# AI Lab Assignment 4

# 3. Text processing and unbalanced data (4.5 points)

In [None]:
import pandas as pd

df = pd.read_csv("train.tsv", sep='\t', index_col="PhraseId")
pd.set_option('display.max_colwidth', None)
df.head(2)

We will use a dataset to predict the sentiment of some text from tagged phrases.
Labels for sentiments are:

* 0 - negative
* 1 - somewhat negative
* 2 - neutral
* 3 - somewhat positive
* 4 - positive

More information [here](https://www.kaggle.com/c/sentiment-analysis-on-movie-reviews).


Throughout this exercise we will see different ways of processing the text and balancing the classes to be learned.

In [None]:
from sklearn.model_selection import train_test_split

train, test = train_test_split(df[["Phrase", "Sentiment"]], random_state=0)
X_train = train.Phrase
X_test = test.Phrase
y_train = train.Sentiment
y_test = test.Sentiment

**Basic Models**

We are going to start with a *pipe* of very basic models and see if they have any issues.

In [None]:
from sklearn.feature_extraction.text import CountVectorizer
from sklearn.pipeline import make_pipeline
from sklearn.tree import DecisionTreeClassifier

count_vectorizer = CountVectorizer(max_features=1000)
decision_tree = DecisionTreeClassifier(criterion='entropy', max_depth=2)
pipe = make_pipeline(count_vectorizer,decision_tree)

In [None]:
from sklearn.metrics import accuracy_score

def get_accuracy(pipe):
    pipe.fit(X_train, y_train)
    y_pred = pipe.predict(X_test)
    return round(accuracy_score(y_pred, y_test),3)

In [None]:
get_accuracy(pipe)

Let's see which classes are actually being predicted

In [None]:
# Training labels
round(pd.Series(y_train).value_counts(normalize=True),2)

In [None]:
# Predicted classes
y_pred = pipe.predict(X_test)
round(pd.Series(y_pred).value_counts(normalize=True),2)

That is: being an unbalanced problem, the prediction is clearly biased towards one of the classes.

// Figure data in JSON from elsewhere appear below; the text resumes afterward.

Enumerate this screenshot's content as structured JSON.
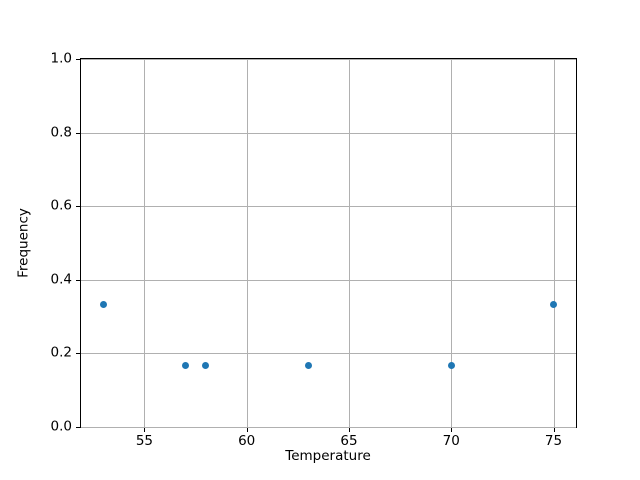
{
  "chart_data": {
    "type": "scatter",
    "title": "",
    "xlabel": "Temperature",
    "ylabel": "Frequency",
    "x": [
      53,
      57,
      58,
      63,
      70,
      75
    ],
    "y": [
      0.333,
      0.167,
      0.167,
      0.167,
      0.167,
      0.333
    ],
    "xlim": [
      51.9,
      76.1
    ],
    "ylim": [
      0.0,
      1.0
    ],
    "xticks": [
      "55",
      "60",
      "65",
      "70",
      "75"
    ],
    "yticks": [
      "0.0",
      "0.2",
      "0.4",
      "0.6",
      "0.8",
      "1.0"
    ],
    "grid": true,
    "legend": "none",
    "colors": {
      "marker": "#1f77b4",
      "grid": "#b0b0b0",
      "spine": "#000000",
      "text": "#000000",
      "background": "#ffffff"
    }
  }
}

This can also be seen by analyzing the **confusion matrix**

In [None]:
from sklearn.metrics import confusion_matrix
import matplotlib.pyplot as plt
import warnings
warnings.simplefilter(action='ignore', category=FutureWarning)

def plot_confusion_matrix(pipe):
    labels = [i for i in range(5)]
    y_pred = pipe.predict(X_test)
    cm = confusion_matrix(y_test, y_pred, labels)
    fig = plt.figure(figsize=(10, 5))
    ax = fig.add_subplot(111)
    cax = ax.matshow(cm)
    plt.title('Confusion matrix')
    fig.colorbar(cax)
    ax.set_xticklabels(['']+ labels)
    ax.set_yticklabels(['']+ labels)
    plt.xlabel('Predicted')
    plt.ylabel('True')
    plt.show()

plot_confusion_matrix(pipe)

## Changing models and data processing

Analyze if any of the other models seen in previous exercises avoid this problem of unbalanced classes.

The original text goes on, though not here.